CHAPTER 7

Without her really realizing it a month had passed since she stared doing the show. By this point 200,000 people had subscribed to the show on podcasting networks, and early ratings show her being one of the most popular shows in her time slot, right behind overnight news correspondence from Europe. She had put in to quit her job at the factory as soon as she signed with Foxx, they fired her on the spot instead. Adjusting to a full night schedule was hard, but worth it. She still managed to go to the shop before it closed and talk with her friends online when she woke up. One lazy morning she was woken up not by her 3pm alarm clock, but by her father.

"Paula, open up, we need to talk."

"Let me sleep a little more, ok? I'm drained."

He comes in anyway and Poppy is very glad she wore pajamas. It's just getting cool enough outside so that her upstairs room isn't boiling hot at night.

"You've stayed out late every night for the last 3 days, you never talk to us and you don't get up in time for work. What happened to the factory, huh? What happened to you trying to climb the corporate ladder?"

Up to this point, she had neglected to tell her family anything going on in her life. It wasn't worth it to start an argument about going against what they want for her. She's too tired to consider the ramifications of that right now. "I quit the factory job weeks ago. I'm doing a radio show at midnight and it's making me 3500 dollars a month plus a portion of ad revenue. I'm making serious bank and still managing to live a life. I'm sorry that I don't see y'all much, but I'm too busy with work."

He doesn't look like he knows how to respond. She thought he would be happy, she's making more doing something she likes, something closer to what she went to college for. Of course, he isn't.

"You said the factory paid you well enough, was that a lie? Is that why you've been bumming around this house for the last year without a real job, because you weren't willing to put in the effort for a promotion?"

"Machine workers don't get promoted to managerial positions, they work the same shitty job until they age out or get so mangled they can't work anymore." Her mind starts thinking about the stories she could tell from the factory on her show, the horror stories she heard. She doesn't like that this opportunistic part of her mind is becoming more prevalent. "If you honestly think that I'm gonna get anywhere at that dead end company than you need to get real with yourself."

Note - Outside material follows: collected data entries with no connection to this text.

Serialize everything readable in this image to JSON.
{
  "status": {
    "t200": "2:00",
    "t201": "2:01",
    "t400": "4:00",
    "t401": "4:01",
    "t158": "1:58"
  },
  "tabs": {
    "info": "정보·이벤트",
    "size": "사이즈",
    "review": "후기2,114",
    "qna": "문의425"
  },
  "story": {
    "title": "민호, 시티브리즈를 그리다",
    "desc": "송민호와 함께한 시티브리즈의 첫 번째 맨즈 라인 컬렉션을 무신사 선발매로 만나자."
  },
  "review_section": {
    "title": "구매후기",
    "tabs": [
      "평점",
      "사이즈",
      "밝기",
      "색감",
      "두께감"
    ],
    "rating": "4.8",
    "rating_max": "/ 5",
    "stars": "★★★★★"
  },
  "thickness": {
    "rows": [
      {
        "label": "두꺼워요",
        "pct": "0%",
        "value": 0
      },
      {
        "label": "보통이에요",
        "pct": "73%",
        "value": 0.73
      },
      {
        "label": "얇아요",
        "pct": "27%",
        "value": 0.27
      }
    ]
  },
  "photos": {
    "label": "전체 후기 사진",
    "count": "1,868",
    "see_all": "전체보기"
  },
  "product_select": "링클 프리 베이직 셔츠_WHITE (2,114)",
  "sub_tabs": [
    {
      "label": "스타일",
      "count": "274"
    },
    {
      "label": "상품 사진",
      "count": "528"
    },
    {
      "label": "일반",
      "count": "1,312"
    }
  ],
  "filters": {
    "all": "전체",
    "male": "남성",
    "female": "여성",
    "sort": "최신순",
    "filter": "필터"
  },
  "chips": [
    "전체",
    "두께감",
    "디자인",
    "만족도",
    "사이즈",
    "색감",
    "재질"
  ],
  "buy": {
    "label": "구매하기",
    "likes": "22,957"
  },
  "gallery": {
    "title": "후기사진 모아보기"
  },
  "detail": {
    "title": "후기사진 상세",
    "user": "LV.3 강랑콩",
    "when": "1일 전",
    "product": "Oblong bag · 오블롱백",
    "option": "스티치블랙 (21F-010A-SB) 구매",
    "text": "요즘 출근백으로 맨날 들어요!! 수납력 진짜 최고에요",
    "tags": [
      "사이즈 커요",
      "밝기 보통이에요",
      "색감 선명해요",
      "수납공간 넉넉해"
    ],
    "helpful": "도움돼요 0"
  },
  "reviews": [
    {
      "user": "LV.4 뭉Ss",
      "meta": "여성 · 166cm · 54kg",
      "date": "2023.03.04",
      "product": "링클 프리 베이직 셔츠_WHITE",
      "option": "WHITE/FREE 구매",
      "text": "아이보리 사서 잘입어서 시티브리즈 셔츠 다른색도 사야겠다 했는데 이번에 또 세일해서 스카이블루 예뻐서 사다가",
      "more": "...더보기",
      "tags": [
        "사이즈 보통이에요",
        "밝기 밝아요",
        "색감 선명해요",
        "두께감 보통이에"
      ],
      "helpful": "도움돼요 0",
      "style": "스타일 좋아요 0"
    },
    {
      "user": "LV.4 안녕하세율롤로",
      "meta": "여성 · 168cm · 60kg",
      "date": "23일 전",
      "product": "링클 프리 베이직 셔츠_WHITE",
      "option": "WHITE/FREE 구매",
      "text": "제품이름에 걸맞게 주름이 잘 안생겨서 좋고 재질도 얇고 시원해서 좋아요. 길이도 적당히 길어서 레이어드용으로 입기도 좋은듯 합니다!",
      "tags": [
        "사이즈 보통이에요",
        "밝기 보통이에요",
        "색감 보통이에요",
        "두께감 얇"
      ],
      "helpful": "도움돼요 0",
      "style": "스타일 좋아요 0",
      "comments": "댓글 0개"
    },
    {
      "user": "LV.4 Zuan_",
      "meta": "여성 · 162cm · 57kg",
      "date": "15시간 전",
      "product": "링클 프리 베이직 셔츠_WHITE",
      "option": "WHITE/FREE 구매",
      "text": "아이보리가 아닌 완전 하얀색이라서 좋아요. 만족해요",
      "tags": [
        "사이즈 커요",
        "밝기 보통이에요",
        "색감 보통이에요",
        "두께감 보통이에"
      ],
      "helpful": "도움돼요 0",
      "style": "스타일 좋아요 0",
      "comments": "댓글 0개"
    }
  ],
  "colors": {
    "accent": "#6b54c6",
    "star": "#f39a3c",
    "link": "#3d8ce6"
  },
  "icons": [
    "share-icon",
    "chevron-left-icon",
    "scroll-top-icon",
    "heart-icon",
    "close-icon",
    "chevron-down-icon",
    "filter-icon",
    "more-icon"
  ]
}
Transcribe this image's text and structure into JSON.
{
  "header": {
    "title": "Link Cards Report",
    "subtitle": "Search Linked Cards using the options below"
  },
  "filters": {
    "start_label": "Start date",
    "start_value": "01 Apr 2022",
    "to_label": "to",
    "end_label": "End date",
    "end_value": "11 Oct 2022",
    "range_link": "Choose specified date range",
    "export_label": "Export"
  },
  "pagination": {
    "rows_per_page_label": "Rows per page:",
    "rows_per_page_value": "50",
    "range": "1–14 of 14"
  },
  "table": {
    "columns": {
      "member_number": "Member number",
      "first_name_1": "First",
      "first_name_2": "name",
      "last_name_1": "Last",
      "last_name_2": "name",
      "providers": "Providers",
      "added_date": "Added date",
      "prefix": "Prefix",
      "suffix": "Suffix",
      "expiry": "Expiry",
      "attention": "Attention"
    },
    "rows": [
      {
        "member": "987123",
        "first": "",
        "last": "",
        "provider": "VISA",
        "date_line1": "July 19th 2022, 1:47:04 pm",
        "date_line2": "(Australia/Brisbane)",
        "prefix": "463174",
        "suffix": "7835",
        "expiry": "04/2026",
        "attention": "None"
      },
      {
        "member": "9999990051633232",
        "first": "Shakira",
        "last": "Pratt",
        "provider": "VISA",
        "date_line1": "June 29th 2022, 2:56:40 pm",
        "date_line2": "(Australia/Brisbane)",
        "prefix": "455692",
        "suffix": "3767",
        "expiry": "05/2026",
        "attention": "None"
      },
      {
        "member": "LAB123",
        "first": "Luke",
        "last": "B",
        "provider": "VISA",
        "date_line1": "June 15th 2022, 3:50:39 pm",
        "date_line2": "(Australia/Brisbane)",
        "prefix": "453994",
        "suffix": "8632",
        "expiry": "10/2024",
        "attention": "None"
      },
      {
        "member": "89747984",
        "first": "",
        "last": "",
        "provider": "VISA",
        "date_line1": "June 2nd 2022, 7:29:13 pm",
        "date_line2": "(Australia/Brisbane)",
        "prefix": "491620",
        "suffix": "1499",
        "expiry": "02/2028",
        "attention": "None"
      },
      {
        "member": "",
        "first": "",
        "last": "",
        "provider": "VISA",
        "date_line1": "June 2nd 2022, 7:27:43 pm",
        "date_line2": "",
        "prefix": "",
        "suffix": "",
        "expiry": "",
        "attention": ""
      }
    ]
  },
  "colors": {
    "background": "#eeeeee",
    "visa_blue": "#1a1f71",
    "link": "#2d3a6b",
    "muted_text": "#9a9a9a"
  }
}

"It worked for your grandfather."

"Yea, in the 1950s. I'm finally doing something that I want and you hate me for it?"

"I don't hate you, I just.. I wish you talked to me about this before you did it, this is a big step-"

She gets up now, blanket wrapped around her lower half. In the mirror on the vanity she sees how long she's let her antlers grow, how unkempt her fur. "What, like I'm a child? I'm 23, I can make my own life choices and I am! If you don't want me to have autonomy than get out of my damn life!"

Silence fills the room. Her father does what he's always done, since she was a child. He makes angry noises. She does this because he knows that swearing out a child or your wife isn't the best for optics, though he has pantomimed hitting them before. The angry noises say everything that words aren't allowed to.

"I've done so much for you, you know that? I put you through college, we tried to get you and your brother a car, I accepted you being trans. Now you just wanna piss on me like I'm the worst dad in the world?"

"Yea, I do! Congratulations, you did the bare minimum associated with having a child, and you remind me of how grateful I should be every day. Do you want a trophy for this, for passing the bar? You could at the very least have put in an effort to love me a little instead of making me feel selfish for requiring the things every young adult does!!!"

"Jesus Paula, be smarter about this, all we've done is love you this whole time and this is how you're reacting?"

"If you really love me, don't follow me out. Just let me go." She slams the door on him and immediately breaks down in tears. Why is she crying? Why did she raise her tone? That's what he does? Is she just gonna be more and more like him until she is him? How many time has he said that she was just like him at his age? How many times has mom denied it, did she mean it? After a few minutes of sobbing on the floor, she gets up and starts packing her things. She doesn't have much, but too much for one bike. So she puts in a call to Fig.